Weekly News Roundup (11 January 2015)

Another pretty quiet week as we slowly ramp up to normality in the coming weeks. Actually, quiet is probably the wrong word to use when the CES is on, but while there is sufficient quantity in news stories, much like the CES, the focus was mostly on a single subject: 4K.

Panasonic Ultra HD Blu-ray Player Prototype

This Ultra HD Blu-ray player looks like just any other Blu-ray player, but can play 4K Blu-ray discs

Which brings us to the week’s only notable story, of Panasonic’s demonstration of a 4K Blu-ray player prototype. It’s still a very early prototype, with the commercial version months away (probably closer to the end of 2015, than right now), so even this story is very much a non-story. What is slightly more interesting is the official name of the new 4K Blu-ray discs: Ultra HD Blu-ray. To be completely honest, I had kind of expected it to be called “Blu-ray 4K”, to follow the naming convention established by “Blu-ray 3D”, but using “Ultra HD” allows some room for expansion in case CE manufacturers can’t get the traction they want from 4K and move on to 8K or whatever.

So this was very much a CES dominated by 4K (just like last year’s), and proponents of physical discs will hope that UHDBD can take off and give discs a second-life. Because, based on the revenue stats from 2014, Blu-ray will need it. Revenue fell 8.7% compared to 2013, the first time revenue has fallen since the format’s inception. Of course, a lot of this is due to the lower average price of Blu-ray titles (so more discs sold, but at a lower average price, still equals a loss of revenue), and also largely dependent on the caliber of releases. It was notable that, despite being less than a year away from its commercial release, only Panasonic managed to bring a prototype Ultra HD Blu-ray player to CES this year … most of the 4K focus has been on digital and streaming options instead.

But I think discs still have a place, and especially for 4K, since the 15 Mbps required to stream a single 4K Netflix stream (which can only be considered to be “good” quality, not “theatrical” quality) may be too much for most non-fiber connected homes. Ultra HD Blu-ray discs, on the other hand, will be able to give 4K streams 3 or 4 times as much bandwidth so they can truly shine on even the biggest screens, which is what 4K is all about really. It’s like that old joke about sending TBs of data, and that sometimes carrier pigeons are the best choice in terms of throughput. So for 4K movies that may take up to 100GB of space, discs are still the best choice for now.
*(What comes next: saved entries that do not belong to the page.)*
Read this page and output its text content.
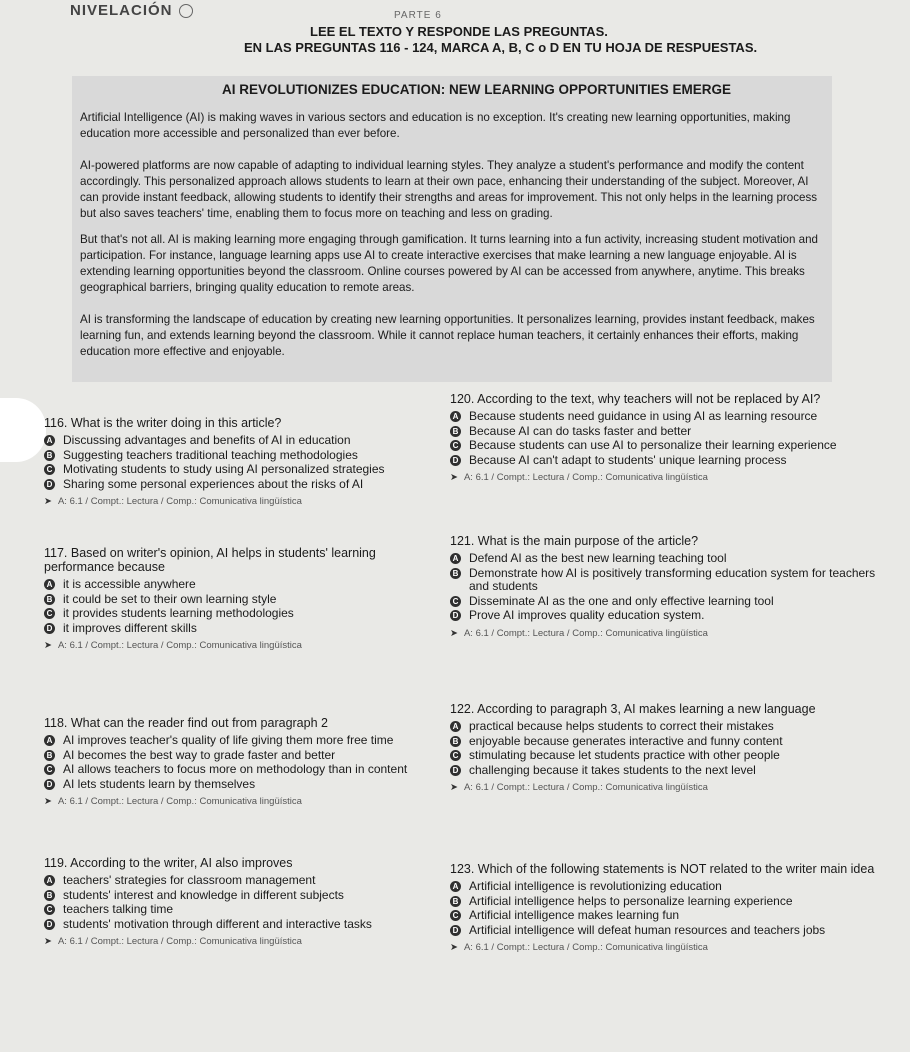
NIVELACIÓN	PARTE 6
LEE EL TEXTO Y RESPONDE LAS PREGUNTAS.
EN LAS PREGUNTAS 116 - 124, MARCA A, B, C o D EN TU HOJA DE RESPUESTAS.
AI REVOLUTIONIZES EDUCATION: NEW LEARNING OPPORTUNITIES EMERGE

Artificial Intelligence (AI) is making waves in various sectors and education is no exception. It's creating new learning opportunities, making education more accessible and personalized than ever before.

AI-powered platforms are now capable of adapting to individual learning styles. They analyze a student's performance and modify the content accordingly. This personalized approach allows students to learn at their own pace, enhancing their understanding of the subject. Moreover, AI can provide instant feedback, allowing students to identify their strengths and areas for improvement. This not only helps in the learning process but also saves teachers' time, enabling them to focus more on teaching and less on grading.

But that's not all. AI is making learning more engaging through gamification. It turns learning into a fun activity, increasing student motivation and participation. For instance, language learning apps use AI to create interactive exercises that make learning a new language enjoyable. AI is extending learning opportunities beyond the classroom. Online courses powered by AI can be accessed from anywhere, anytime. This breaks geographical barriers, bringing quality education to remote areas.

AI is transforming the landscape of education by creating new learning opportunities. It personalizes learning, provides instant feedback, makes learning fun, and extends learning beyond the classroom. While it cannot replace human teachers, it certainly enhances their efforts, making education more effective and enjoyable.

116. What is the writer doing in this article?

A Discussing advantages and benefits of AI in education
B Suggesting teachers traditional teaching methodologies
C Motivating students to study using AI personalized strategies
D Sharing some personal experiences about the risks of AI
➤ A: 6.1 / Compt.: Lectura / Comp.: Comunicativa lingüística

117. Based on writer's opinion, AI helps in students' learning performance because

A it is accessible anywhere
B it could be set to their own learning style
C it provides students learning methodologies
D it improves different skills
➤ A: 6.1 / Compt.: Lectura / Comp.: Comunicativa lingüística

118. What can the reader find out from paragraph 2

A AI improves teacher's quality of life giving them more free time
B AI becomes the best way to grade faster and better
C AI allows teachers to focus more on methodology than in content
D AI lets students learn by themselves
➤ A: 6.1 / Compt.: Lectura / Comp.: Comunicativa lingüística

119. According to the writer, AI also improves

A teachers' strategies for classroom management
B students' interest and knowledge in different subjects
C teachers talking time
D students' motivation through different and interactive tasks
➤ A: 6.1 / Compt.: Lectura / Comp.: Comunicativa lingüística

120. According to the text, why teachers will not be replaced by AI?

A Because students need guidance in using AI as learning resource
B Because AI can do tasks faster and better
C Because students can use AI to personalize their learning experience
D Because AI can't adapt to students' unique learning process
➤ A: 6.1 / Compt.: Lectura / Comp.: Comunicativa lingüística

121. What is the main purpose of the article?

A Defend AI as the best new learning teaching tool
B Demonstrate how AI is positively transforming education system for teachers and students
C Disseminate AI as the one and only effective learning tool
D Prove AI improves quality education system.
➤ A: 6.1 / Compt.: Lectura / Comp.: Comunicativa lingüística

122. According to paragraph 3, AI makes learning a new language

A practical because helps students to correct their mistakes
B enjoyable because generates interactive and funny content
C stimulating because let students practice with other people
D challenging because it takes students to the next level
➤ A: 6.1 / Compt.: Lectura / Comp.: Comunicativa lingüística

123. Which of the following statements is NOT related to the writer main idea

A Artificial intelligence is revolutionizing education
B Artificial intelligence helps to personalize learning experience
C Artificial intelligence makes learning fun
D Artificial intelligence will defeat human resources and teachers jobs
➤ A: 6.1 / Compt.: Lectura / Comp.: Comunicativa lingüística
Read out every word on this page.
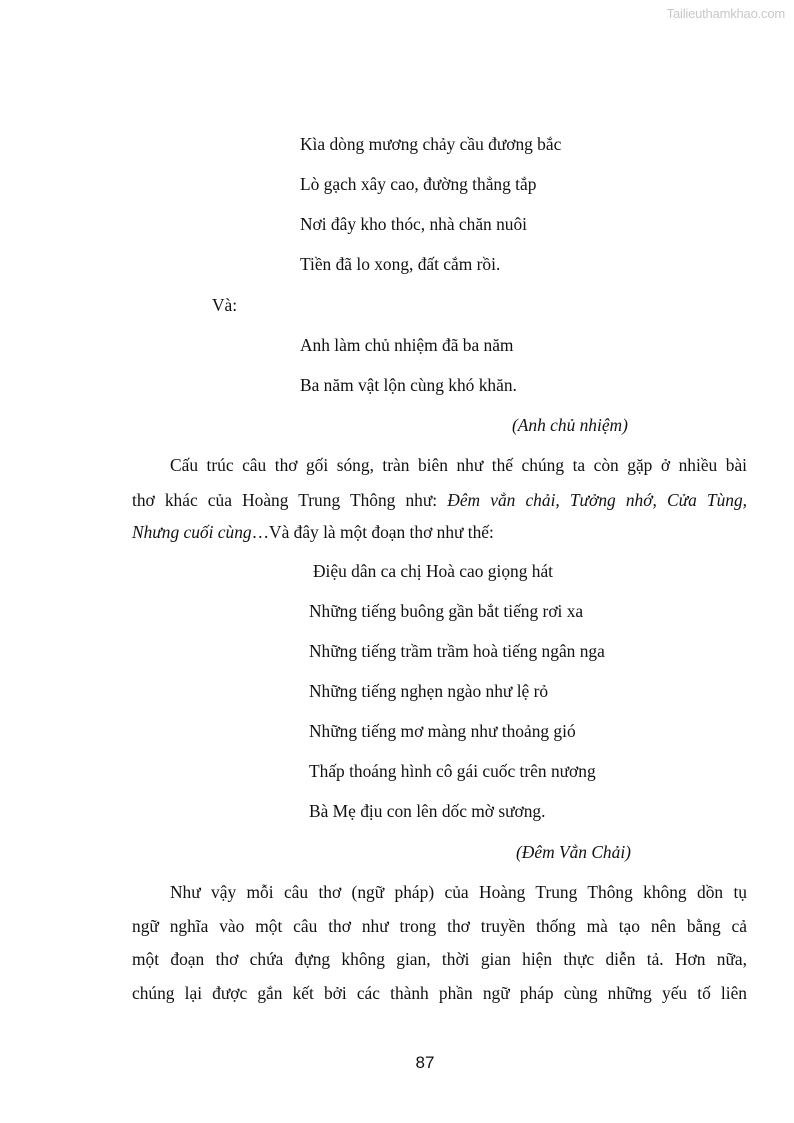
Tailieuthamkhao.com
Kìa dòng mương chảy cầu đương bắc
Lò gạch xây cao, đường thẳng tắp
Nơi đây kho thóc, nhà chăn nuôi
Tiền đã lo xong, đất cắm rồi.
Và:
Anh làm chủ nhiệm đã ba năm
Ba năm vật lộn cùng khó khăn.
(Anh chủ nhiệm)
Cấu trúc câu thơ gối sóng, tràn biên như thế chúng ta còn gặp ở nhiều bài
thơ khác của Hoàng Trung Thông như: Đêm vẳn chải, Tưởng nhớ, Cửa Tùng,
Nhưng cuối cùng…Và đây là một đoạn thơ như thế:
Điệu dân ca chị Hoà cao giọng hát
Những tiếng buông gần bắt tiếng rơi xa
Những tiếng trầm trầm hoà tiếng ngân nga
Những tiếng nghẹn ngào như lệ rỏ
Những tiếng mơ màng như thoảng gió
Thấp thoáng hình cô gái cuốc trên nương
Bà Mẹ địu con lên dốc mờ sương.
(Đêm Vẳn Chải)
Như vậy mỗi câu thơ (ngữ pháp) của Hoàng Trung Thông không dồn tụ
ngữ nghĩa vào một câu thơ như trong thơ truyền thống mà tạo nên bằng cả
một đoạn thơ chứa đựng không gian, thời gian hiện thực diễn tả. Hơn nữa,
chúng lại được gắn kết bởi các thành phần ngữ pháp cùng những yếu tố liên
87
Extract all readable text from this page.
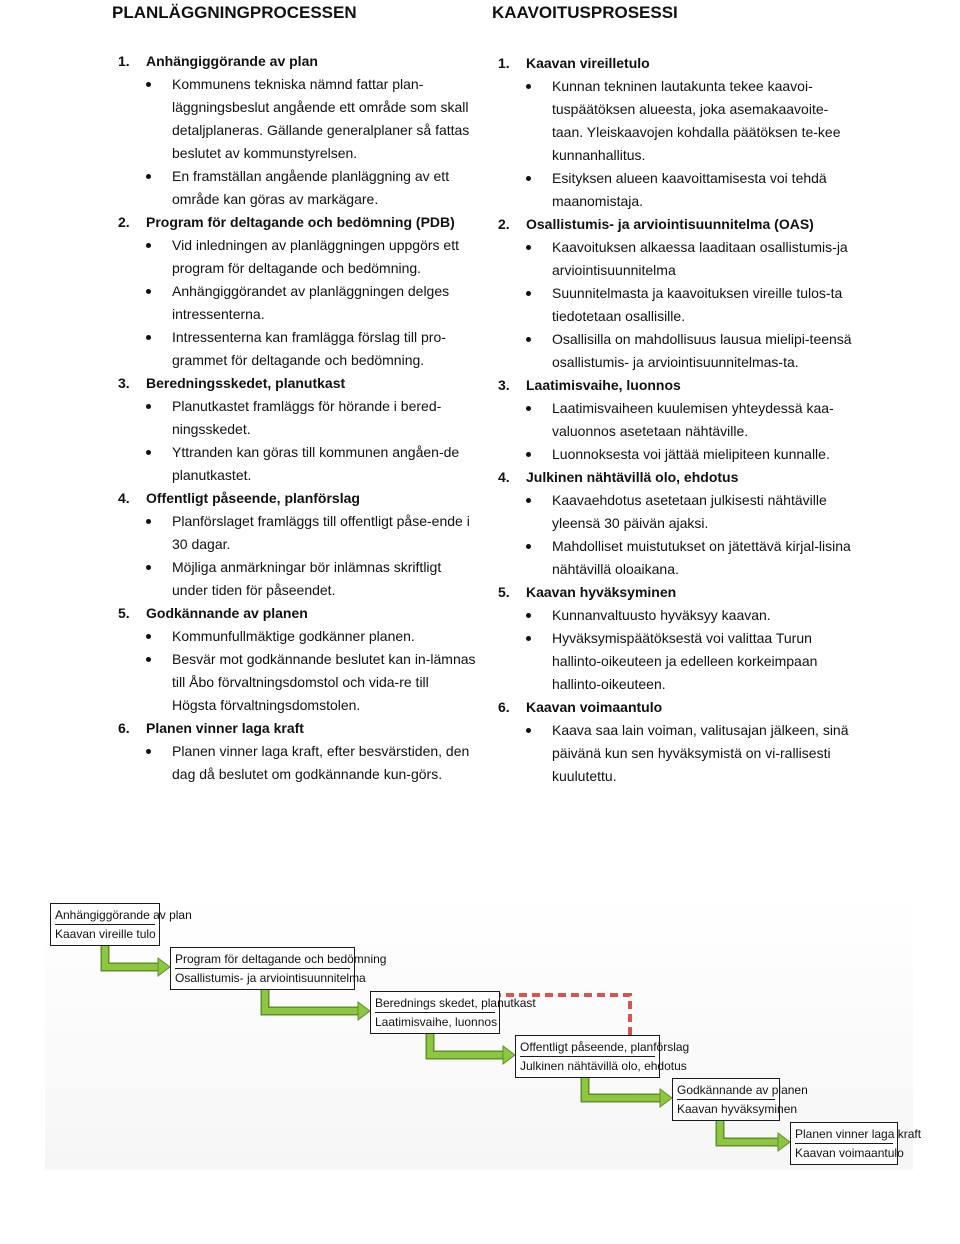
PLANLÄGGNINGPROCESSEN
1.	Anhängiggörande av plan
Kommunens tekniska nämnd fattar plan-läggningsbeslut angående ett område som skall detaljplaneras. Gällande generalplaner så fattas beslutet av kommunstyrelsen.
En framställan angående planläggning av ett område kan göras av markägare.
2.	Program för deltagande och bedömning (PDB)
Vid inledningen av planläggningen uppgörs ett program för deltagande och bedömning.
Anhängiggörandet av planläggningen delges intressenterna.
Intressenterna kan framlägga förslag till pro-grammet för deltagande och bedömning.
3.	Beredningsskedet, planutkast
Planutkastet framläggs för hörande i bered-ningsskedet.
Yttranden kan göras till kommunen angåen-de planutkastet.
4.	Offentligt påseende, planförslag
Planförslaget framläggs till offentligt påse-ende i 30 dagar.
Möjliga anmärkningar bör inlämnas skriftligt under tiden för påseendet.
5.	Godkännande av planen
Kommunfullmäktige godkänner planen.
Besvär mot godkännande beslutet kan in-lämnas till Åbo förvaltningsdomstol och vida-re till Högsta förvaltningsdomstolen.
6.	Planen vinner laga kraft
Planen vinner laga kraft, efter besvärstiden, den dag då beslutet om godkännande kun-görs.
KAAVOITUSPROSESSI
1.	Kaavan vireilletulo
Kunnan tekninen lautakunta tekee kaavoi-tuspäätöksen alueesta, joka asemakaavoite-taan. Yleiskaavojen kohdalla päätöksen te-kee kunnanhallitus.
Esityksen alueen kaavoittamisesta voi tehdä maanomistaja.
2.	Osallistumis- ja arviointisuunnitelma (OAS)
Kaavoituksen alkaessa laaditaan osallistumis-ja arviointisuunnitelma
Suunnitelmasta ja kaavoituksen vireille tulos-ta tiedotetaan osallisille.
Osallisilla on mahdollisuus lausua mielipi-teensä osallistumis- ja arviointisuunnitelmas-ta.
3.	Laatimisvaihe, luonnos
Laatimisvaiheen kuulemisen yhteydessä kaa-valuonnos asetetaan nähtäville.
Luonnoksesta voi jättää mielipiteen kunnalle.
4.	Julkinen nähtävillä olo, ehdotus
Kaavaehdotus asetetaan julkisesti nähtäville yleensä 30 päivän ajaksi.
Mahdolliset muistutukset on jätettävä kirjal-lisina nähtävillä oloaikana.
5.	Kaavan hyväksyminen
Kunnanvaltuusto hyväksyy kaavan.
Hyväksymispäätöksestä voi valittaa Turun hallinto-oikeuteen ja edelleen korkeimpaan hallinto-oikeuteen.
6.	Kaavan voimaantulo
Kaava saa lain voiman, valitusajan jälkeen, sinä päivänä kun sen hyväksymistä on vi-rallisesti kuulutettu.
Anhängiggörande av plan
Kaavan vireille tulo
Program för deltagande och bedömning
Osallistumis- ja arviointisuunnitelma
Berednings skedet, planutkast
Laatimisvaihe, luonnos
Offentligt påseende, planförslag
Julkinen nähtävillä olo, ehdotus
Godkännande av planen
Kaavan hyväksyminen
Planen vinner laga kraft
Kaavan voimaantulo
Speaking of Netflix, the company’s chief content officer Ted Sarandos wants to bring ‘The Interview’ to Netflix, after the film became Sony’s biggest digital release ever, grossing over $31 million after being purchased or rented 4.3 million times. It’s unknown whether Sony will bite, and how releasing straight to Netflix will impact on the studio’s relationship with pay TV operators, but it’s clear that ‘The Interview’ is new territory for all involved and could signal a new way to distribute movies in the future.